The Stuart plant employs about 55 workers, including a few part-timers. Kaldenberg says he has no problem finding enough workers. When applicants are not in sufficient numbers, he advertises jobs.
On their applications, candidates must certify that they are entitled to work legally in the United States. A great number of applicants are turned away for providing false identification papers. Human resources at Rose Acres are also able to conduct a quick computerized check on every applicant’s identity.
Workers are paid above minimum wage. “It’s hard to find good workers,” Kaldenberg says. “The work here is nice,” he adds, referring to the clean and safe working conditions employees are offered.
Big, yet local
Even with such large-scale production, “family-owned” and “local” are part of the vocabulary. Rose Acre Farms’ egg production was started by the Rust family in Indiana in the 1930s.
Today, Lois Rust and her children are board members and are all involved in specific aspects of the company. The company has its own hatchery and breeds all of its pullets.
Feed at the Stuart complex comes from Rose Acre’s own nearby feed mill. “All our corn is bought from local farmers, some of them delivering straight to the mill,” Kaldenberg says. Prices paid for premium quality corn are posted and producers are welcome to sign contracts for immediate or scheduled deliveries.
Local farmers are also the ones benefiting from the layers’ manure. Rose Acre sells it in bulk to a local co-operative, which resells it to farmers as part as a commercial fertilizer program. “We know where our manure goes. Most of it goes to local farmers who sell us their grain,” Kaldenberg said.
In these times of high fertilizer prices, demand is strong for chicken manure. Kaldenberg says he has a waiting list for his. “It’s a very good product,” Vinchattle adds. “You got some organic matter in there, and it increases soil tilth.”
While feed and manure are taken care of in a 50-mile radius, eggs do travel a little more. Rose Acre sells all over the U.S. and exports as far as Hong Kong.
Producing millions of eggs weekly at one location does provide for some economies of scale.
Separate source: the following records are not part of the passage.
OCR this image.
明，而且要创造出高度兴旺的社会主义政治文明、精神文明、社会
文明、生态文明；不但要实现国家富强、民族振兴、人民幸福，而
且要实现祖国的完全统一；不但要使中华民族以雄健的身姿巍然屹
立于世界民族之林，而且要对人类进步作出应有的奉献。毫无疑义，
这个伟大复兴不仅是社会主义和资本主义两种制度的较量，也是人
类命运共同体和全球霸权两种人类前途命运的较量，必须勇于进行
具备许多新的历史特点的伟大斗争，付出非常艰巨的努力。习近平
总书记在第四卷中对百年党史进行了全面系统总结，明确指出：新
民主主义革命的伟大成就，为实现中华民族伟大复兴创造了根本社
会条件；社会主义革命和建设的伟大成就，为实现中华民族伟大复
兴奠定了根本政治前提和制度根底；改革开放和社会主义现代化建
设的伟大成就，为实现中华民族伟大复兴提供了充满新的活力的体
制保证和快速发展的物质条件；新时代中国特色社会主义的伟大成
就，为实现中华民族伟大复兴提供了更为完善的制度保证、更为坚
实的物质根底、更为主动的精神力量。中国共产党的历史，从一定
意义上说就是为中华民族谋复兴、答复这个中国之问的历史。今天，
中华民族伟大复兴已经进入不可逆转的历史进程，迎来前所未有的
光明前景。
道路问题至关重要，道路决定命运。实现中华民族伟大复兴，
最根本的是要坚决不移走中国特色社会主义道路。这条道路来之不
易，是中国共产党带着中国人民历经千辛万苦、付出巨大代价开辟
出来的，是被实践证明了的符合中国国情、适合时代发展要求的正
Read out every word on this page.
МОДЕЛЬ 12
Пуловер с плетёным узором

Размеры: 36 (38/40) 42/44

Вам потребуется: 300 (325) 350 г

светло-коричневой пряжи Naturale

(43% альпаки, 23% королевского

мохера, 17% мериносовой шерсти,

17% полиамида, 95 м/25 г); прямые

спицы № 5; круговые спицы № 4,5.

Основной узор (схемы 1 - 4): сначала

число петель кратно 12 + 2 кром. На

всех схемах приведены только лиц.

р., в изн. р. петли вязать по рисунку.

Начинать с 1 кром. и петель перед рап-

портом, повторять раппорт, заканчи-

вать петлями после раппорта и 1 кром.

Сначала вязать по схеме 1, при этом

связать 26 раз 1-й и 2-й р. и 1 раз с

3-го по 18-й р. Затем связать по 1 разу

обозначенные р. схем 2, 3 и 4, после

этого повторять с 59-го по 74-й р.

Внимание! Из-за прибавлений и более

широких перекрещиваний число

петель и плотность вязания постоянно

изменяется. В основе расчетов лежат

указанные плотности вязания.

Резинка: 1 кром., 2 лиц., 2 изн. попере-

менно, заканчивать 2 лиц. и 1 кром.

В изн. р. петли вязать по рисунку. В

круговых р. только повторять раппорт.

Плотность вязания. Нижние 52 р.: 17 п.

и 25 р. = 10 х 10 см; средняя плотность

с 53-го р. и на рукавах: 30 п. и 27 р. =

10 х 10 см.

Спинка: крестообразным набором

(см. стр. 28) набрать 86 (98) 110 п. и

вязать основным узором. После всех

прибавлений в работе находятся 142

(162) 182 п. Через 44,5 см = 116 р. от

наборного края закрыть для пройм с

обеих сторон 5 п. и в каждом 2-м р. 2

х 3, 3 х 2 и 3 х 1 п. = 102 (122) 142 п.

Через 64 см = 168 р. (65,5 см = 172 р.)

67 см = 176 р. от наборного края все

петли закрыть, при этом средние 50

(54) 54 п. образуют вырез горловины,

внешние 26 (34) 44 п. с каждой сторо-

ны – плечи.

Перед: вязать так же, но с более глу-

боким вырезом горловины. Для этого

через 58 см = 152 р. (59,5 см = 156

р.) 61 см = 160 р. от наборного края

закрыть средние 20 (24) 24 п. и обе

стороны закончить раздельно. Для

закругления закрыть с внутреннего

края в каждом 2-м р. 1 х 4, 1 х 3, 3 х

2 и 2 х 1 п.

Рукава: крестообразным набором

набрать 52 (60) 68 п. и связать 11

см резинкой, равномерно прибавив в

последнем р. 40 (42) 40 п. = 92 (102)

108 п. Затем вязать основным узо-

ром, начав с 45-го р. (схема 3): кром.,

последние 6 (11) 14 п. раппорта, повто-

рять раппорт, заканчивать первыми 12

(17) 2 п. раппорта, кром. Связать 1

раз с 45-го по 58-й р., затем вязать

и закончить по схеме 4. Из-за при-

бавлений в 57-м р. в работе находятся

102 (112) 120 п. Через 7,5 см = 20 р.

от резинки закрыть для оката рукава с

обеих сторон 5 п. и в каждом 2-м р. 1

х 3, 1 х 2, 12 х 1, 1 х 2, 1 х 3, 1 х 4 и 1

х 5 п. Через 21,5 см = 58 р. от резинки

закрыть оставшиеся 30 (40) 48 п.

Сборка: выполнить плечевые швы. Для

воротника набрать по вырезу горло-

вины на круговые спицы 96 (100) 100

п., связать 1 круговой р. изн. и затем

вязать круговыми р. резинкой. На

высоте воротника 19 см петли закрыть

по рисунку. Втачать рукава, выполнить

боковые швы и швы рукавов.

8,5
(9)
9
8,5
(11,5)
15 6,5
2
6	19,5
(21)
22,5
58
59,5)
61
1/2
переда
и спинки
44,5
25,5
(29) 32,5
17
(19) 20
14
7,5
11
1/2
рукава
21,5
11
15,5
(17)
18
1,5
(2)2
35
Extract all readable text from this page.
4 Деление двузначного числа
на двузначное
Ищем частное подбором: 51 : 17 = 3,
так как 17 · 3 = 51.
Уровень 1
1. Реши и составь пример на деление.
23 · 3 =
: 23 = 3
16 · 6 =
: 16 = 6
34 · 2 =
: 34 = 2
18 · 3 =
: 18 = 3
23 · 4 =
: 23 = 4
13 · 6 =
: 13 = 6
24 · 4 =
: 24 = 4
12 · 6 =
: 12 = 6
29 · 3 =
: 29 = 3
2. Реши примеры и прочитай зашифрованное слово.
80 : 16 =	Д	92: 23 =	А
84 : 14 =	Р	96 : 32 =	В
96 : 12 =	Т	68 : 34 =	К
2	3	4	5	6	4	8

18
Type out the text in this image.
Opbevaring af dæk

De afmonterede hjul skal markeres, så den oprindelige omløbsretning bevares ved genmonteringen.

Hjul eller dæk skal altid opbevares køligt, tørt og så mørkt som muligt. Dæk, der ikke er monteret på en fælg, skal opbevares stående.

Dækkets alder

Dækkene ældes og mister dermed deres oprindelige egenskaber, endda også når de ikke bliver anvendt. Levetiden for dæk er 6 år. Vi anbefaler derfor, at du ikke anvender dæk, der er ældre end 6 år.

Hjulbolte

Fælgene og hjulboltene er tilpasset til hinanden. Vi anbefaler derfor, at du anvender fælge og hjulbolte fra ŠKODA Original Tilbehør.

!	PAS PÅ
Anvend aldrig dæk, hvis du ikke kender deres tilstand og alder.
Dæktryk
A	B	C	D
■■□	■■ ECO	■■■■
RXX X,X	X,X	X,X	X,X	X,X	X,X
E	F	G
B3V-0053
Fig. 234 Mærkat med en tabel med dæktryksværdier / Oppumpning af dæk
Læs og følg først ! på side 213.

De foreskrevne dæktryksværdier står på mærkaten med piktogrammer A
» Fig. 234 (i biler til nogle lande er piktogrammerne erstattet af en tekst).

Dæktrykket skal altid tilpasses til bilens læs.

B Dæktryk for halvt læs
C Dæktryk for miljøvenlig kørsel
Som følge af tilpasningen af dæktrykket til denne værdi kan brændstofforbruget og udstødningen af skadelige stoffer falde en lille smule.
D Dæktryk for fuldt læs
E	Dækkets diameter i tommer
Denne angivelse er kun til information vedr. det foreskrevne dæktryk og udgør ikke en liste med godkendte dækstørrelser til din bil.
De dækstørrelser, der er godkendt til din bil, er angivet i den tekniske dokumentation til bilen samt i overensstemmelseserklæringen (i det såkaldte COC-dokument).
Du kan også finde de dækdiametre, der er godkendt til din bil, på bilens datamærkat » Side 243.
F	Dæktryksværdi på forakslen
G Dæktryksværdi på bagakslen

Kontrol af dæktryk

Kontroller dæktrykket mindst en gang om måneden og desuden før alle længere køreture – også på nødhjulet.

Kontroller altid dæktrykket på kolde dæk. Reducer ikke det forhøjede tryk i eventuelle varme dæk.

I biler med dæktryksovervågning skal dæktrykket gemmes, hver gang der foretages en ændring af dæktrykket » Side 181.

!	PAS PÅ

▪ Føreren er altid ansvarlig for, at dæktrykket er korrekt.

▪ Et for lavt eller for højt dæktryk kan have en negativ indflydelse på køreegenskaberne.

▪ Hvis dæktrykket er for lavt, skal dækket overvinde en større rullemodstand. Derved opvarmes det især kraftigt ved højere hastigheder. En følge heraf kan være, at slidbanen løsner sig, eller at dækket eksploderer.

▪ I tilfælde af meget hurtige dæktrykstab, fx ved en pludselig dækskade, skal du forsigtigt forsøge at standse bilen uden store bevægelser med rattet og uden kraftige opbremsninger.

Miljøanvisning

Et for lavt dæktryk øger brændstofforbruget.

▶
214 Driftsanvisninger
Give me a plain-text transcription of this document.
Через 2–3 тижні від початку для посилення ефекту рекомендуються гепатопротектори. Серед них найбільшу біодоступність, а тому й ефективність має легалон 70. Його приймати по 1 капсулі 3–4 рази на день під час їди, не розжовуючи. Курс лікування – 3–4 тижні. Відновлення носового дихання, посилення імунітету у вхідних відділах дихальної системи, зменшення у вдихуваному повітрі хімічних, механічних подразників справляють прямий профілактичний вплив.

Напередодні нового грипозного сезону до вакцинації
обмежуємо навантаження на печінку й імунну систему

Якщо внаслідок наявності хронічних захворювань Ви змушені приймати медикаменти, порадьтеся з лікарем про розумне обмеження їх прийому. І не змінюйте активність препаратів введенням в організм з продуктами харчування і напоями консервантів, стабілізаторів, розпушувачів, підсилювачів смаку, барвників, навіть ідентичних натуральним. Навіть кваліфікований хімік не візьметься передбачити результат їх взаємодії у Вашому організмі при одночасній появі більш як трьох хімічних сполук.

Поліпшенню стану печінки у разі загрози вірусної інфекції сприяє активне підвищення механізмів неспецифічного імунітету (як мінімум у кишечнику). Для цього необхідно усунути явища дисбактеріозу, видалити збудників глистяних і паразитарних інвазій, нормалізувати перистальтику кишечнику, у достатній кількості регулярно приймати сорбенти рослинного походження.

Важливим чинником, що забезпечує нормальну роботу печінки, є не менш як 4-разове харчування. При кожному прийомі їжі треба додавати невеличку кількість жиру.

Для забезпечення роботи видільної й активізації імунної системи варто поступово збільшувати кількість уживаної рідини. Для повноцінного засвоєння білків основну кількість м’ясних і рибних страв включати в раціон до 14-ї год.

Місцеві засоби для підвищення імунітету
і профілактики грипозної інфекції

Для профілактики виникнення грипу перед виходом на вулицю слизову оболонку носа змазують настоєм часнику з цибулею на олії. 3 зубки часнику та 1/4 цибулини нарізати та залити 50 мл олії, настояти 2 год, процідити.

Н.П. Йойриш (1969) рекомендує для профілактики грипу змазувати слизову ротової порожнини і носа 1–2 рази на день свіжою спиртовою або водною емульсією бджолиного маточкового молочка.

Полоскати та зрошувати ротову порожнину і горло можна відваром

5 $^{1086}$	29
But now, with corn prices reaching beyond $7 US per bushel, tight management is even more critical.
“There is no price support for egg production,” Vinchattle says. “It’s the marketplace that tells our farmers what they are getting for a dozen. Then it’s up to them to produce efficiently enough so they can make a profit on that.”
“Everything else has gone up, but the price of eggs is no different now than 15 years ago,” says Kaldenberg. “For $1, consumers still get 12 healthy eggs containing 13 vitamins, protein and minerals.”
In next month’s issue, André Dumont will tell us how Andrew Kaldenberg handles biosecurity and activists infiltrating his farm, and Kevin Vinchattle will offer his take on last year’s salmonella egg recall from another Iowa farm.
|Iowa, an Egg Giant|
With only a few more than 80 egg producers, Iowa is by far the most important egg-producing state in the United States. Its 57 million layers produce about 14.25 billion eggs per year (2008 USDA data). That’s more than double size of the Canadian flock and twice as many layers as Ohio, the second largest U.S. egg-producing state. The other egg superpowers in are Indiana, Pennsylvania and California.
“If Iowa were a country, we’d probably rank 10th or 11th in the world,” Rose Acre complex manager and Iowa Poultry Association president Andrew Kaldenberg says.
In order to produce 15.4 per cent of the country’s eggs, Iowa egg farmers purchase about 57 million bushels of corn and 28.5 million bushels of soybean per year. Most of the feed comes from Iowa’s 23 million acres of cropland or from neighbouring states.
There are close to 3,000 hatchery, production and processing workers in the egg industry in Iowa.